Sidebar: Back when I was a student at that same university, when Windows was small enough to allow dual-booting with Ubuntu from the same SSD, my Prog-1 teacher insisted on using Joe. He hated Vim, Emacs, and Nano with an equal passion.
Edit: Just to give some validation to the people who need it, I should point out that Nix would be the ideal OS. We use Clonezilla to deploy a painstakingly prepared golden image of Windows with all applications and configuration changes before every semester. If a teacher forgets to request a software (despite the five separate e-mails and posters around the university), we have to pray that it's available either as an MSI or through
winget
, otherwise we have to manually remote into each affected computer (up to several hundred) and install it one by one.I would give my left testicle and half my liver for the ability to have a centrally hosted Nix config file that can be edited whenever and then deployed as the computers come online.
I personally would use Ansible over Nix since Ansible is way more proven
yeah but from a University IT Admin standpoint NixOS would just be so much easier to maintain and set up. you literally would just need one config file to slap on all the machines. Install the OS, clone the config, rebuild, walk away and go to the next computer. Program causing issues and needs to be removed? cool edit the config, push it to the repo, clone it to all the machines, rebuild.

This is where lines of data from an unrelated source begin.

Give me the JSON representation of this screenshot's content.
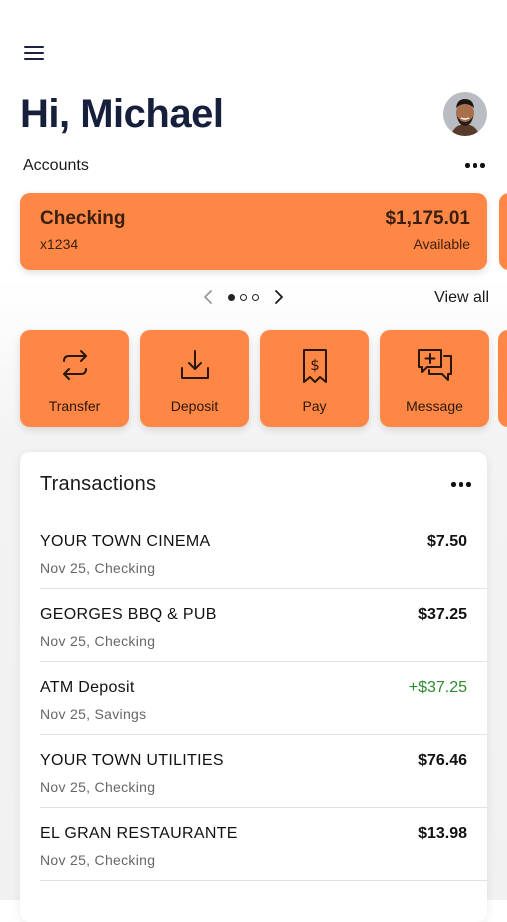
{
  "header": {
    "greeting": "Hi, Michael"
  },
  "accounts": {
    "label": "Accounts",
    "card": {
      "name": "Checking",
      "number": "x1234",
      "balance": "$1,175.01",
      "balance_label": "Available"
    },
    "pager": {
      "total": 3,
      "active": 1
    },
    "view_all": "View all"
  },
  "actions": [
    {
      "label": "Transfer",
      "icon": "transfer-icon"
    },
    {
      "label": "Deposit",
      "icon": "deposit-icon"
    },
    {
      "label": "Pay",
      "icon": "pay-icon"
    },
    {
      "label": "Message",
      "icon": "message-icon"
    }
  ],
  "transactions": {
    "title": "Transactions",
    "items": [
      {
        "merchant": "YOUR TOWN CINEMA",
        "detail": "Nov 25, Checking",
        "amount": "$7.50"
      },
      {
        "merchant": "GEORGES BBQ & PUB",
        "detail": "Nov 25, Checking",
        "amount": "$37.25"
      },
      {
        "merchant": "ATM Deposit",
        "detail": "Nov 25, Savings",
        "amount": "+$37.25"
      },
      {
        "merchant": "YOUR TOWN UTILITIES",
        "detail": "Nov 25, Checking",
        "amount": "$76.46"
      },
      {
        "merchant": "EL GRAN RESTAURANTE",
        "detail": "Nov 25, Checking",
        "amount": "$13.98"
      }
    ]
  },
  "colors": {
    "accent": "#ff8745",
    "heading": "#16203d",
    "credit": "#2e8b2e"
  }
}
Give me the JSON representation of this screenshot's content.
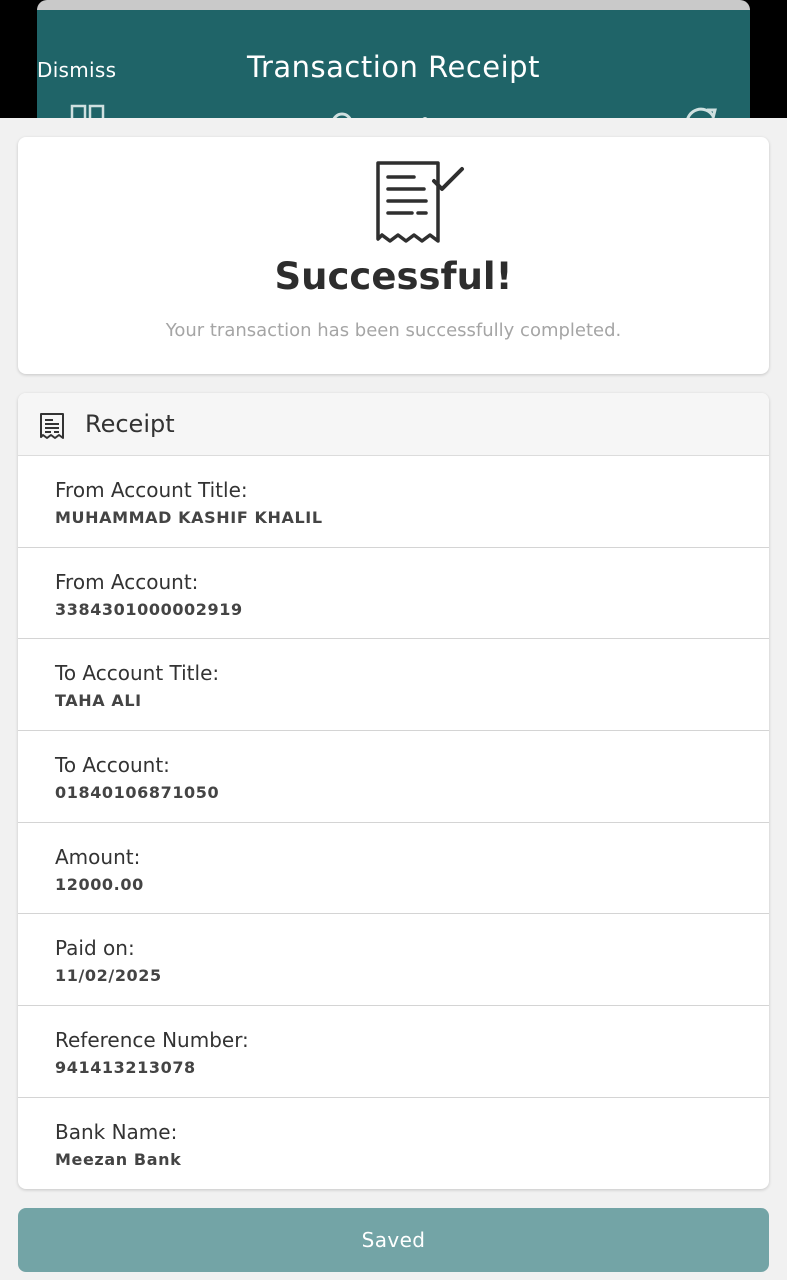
{
  "header": {
    "dismiss_label": "Dismiss",
    "title": "Transaction Receipt"
  },
  "success": {
    "title": "Successful!",
    "subtitle": "Your transaction has been successfully completed."
  },
  "receipt": {
    "heading": "Receipt",
    "rows": [
      {
        "label": "From Account Title:",
        "value": "MUHAMMAD KASHIF KHALIL"
      },
      {
        "label": "From Account:",
        "value": "3384301000002919"
      },
      {
        "label": "To Account Title:",
        "value": "TAHA ALI"
      },
      {
        "label": "To Account:",
        "value": "01840106871050"
      },
      {
        "label": "Amount:",
        "value": "12000.00"
      },
      {
        "label": "Paid on:",
        "value": "11/02/2025"
      },
      {
        "label": "Reference Number:",
        "value": "941413213078"
      },
      {
        "label": "Bank Name:",
        "value": "Meezan Bank"
      }
    ]
  },
  "actions": {
    "saved_label": "Saved"
  },
  "colors": {
    "header_bg": "#1f6468",
    "button_bg": "#73a4a6",
    "page_bg": "#f1f1f1"
  },
  "icons": {
    "header_left": "grid-icon",
    "header_right": "refresh-icon",
    "success": "receipt-check-icon",
    "receipt_heading": "receipt-icon"
  }
}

You would just be cloning the 1 install anyway.
Honestly, I'd automate it to be even fewer operations. The Windows process is already down to only four keystrokes, and three of them are just to boot into PXE. The fourth is just a pause to make sure every computer has booted into Clonezilla (Debian preloaded with the cloning software and my own scripts, pulled from a TFTP server) before they start pulling the Windows image and the network becomes saturated.